Mucormycosis Clinical Core for the MUCOR-ADVANCE P01 Project
Purpose
To collect data and samples from participants with cancer who also have invasive mucormycosis, invasive aspergillosis, bacterial pneumonia, or a risk for fungal infection.
Condition
- Mucormycosis
Eligibility
- Eligible Ages
- Between 18 Years and 100 Years
- Eligible Sex
- All
- Accepts Healthy Volunteers
- No
Inclusion Criteria
- Patients must be 18-100 years old and have cancer and invasive mucormycosis, invasive aspergillosis, bacterial pneumonia, or a risk for fungal infection but no evidence of such infection. - Patients must be willing to undergo routine diagnostic procedures (e.g., phlebotomy, bronchoscopy, biopsy) as part of their regular care.
Exclusion Criteria
• Patients who are unwilling to undergo routine diagnostic procedures as part of their regular care.
Study Design
- Phase
- Study Type
- Observational
- Observational Model
- Case-Control
- Time Perspective
- Prospective
Arm Groups
| Arm | Description | Assigned Intervention |
|---|---|---|
| Group M | Patients with mucormycosis undergo collection of blood, tissue and BAL fluid samples as well as have their medical records reviewed on study. |
|
| Group A | Patients with mucormycosis undergo collection of blood, tissue and BAL fluid samples as well as have their medical records reviewed on study. |
|
| Group B | Patients with mucormycosis undergo collection of blood, tissue and BAL fluid samples as well as have their medical records reviewed on study. |
|
| Group C | Patients with mucormycosis undergo collection of blood, tissue and BAL fluid samples as well as have their medical records reviewed on study. |
|
Recruiting Locations
Houston, Texas 77030
More Details
- Status
- Recruiting
- Sponsor
- M.D. Anderson Cancer Center
Detailed Description
Primary Objective: To establish MD Anderson Mucormycosis Clinical Core for the MUCOR-ADVANCE P01 Project. - To prospectively identify, collect, and store all isolates causing proven or probable MCM in adult high-risk cancer participants. - To prospectively identify, collect, and store relevant host samples from high-risk participants developing proven or probable MCM, along with relevant biospecimens from three control groups. - To comprehensively annotate clinical specimens and provide information regarding the course and outcome of all MCM cases and controls.
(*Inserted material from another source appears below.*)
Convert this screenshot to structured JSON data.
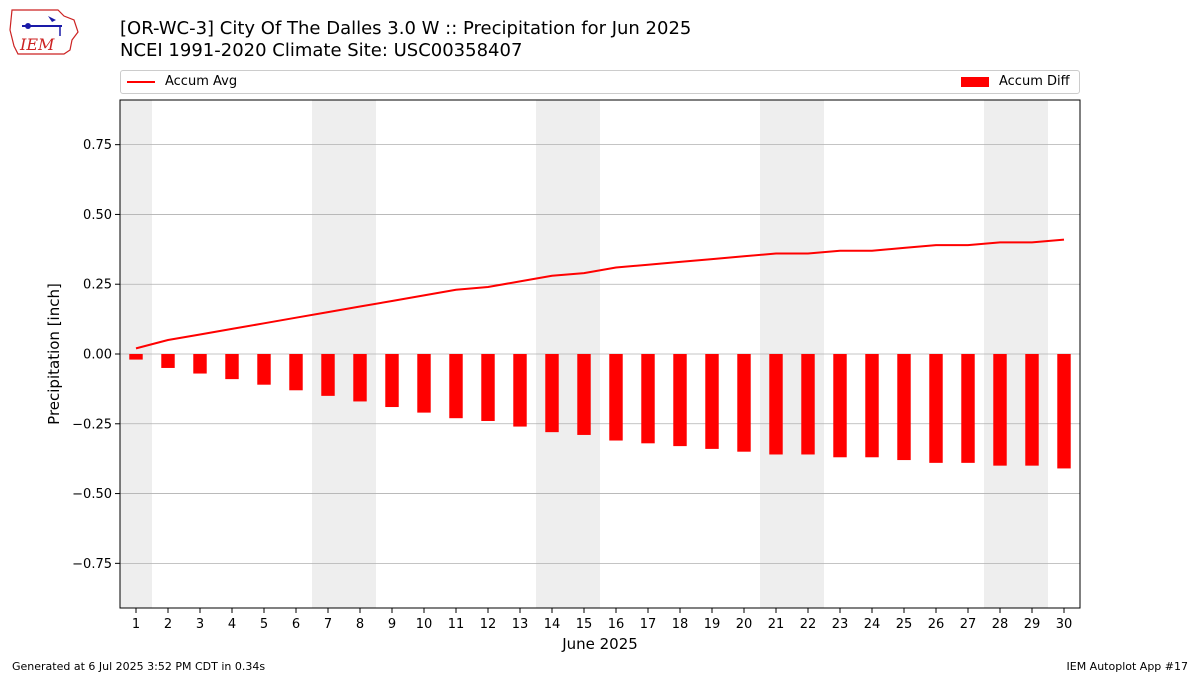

OUTLINE: This is an observational study. Patients are assigned to 1 of 4 groups. GROUP M: Patients with mucormycosis undergo collection of blood, tissue and BAL fluid samples as well as have their medical records reviewed on study. GROUP A: Patients with mucormycosis undergo collection of blood, tissue and BAL fluid samples as well as have their medical records reviewed on study. GROUP B: Patients with mucormycosis undergo collection of blood, tissue and BAL fluid samples as well as have their medical records reviewed on study. GROUP C: Patients with mucormycosis undergo collection of blood, tissue and BAL fluid samples as well as have their medical records reviewed on study.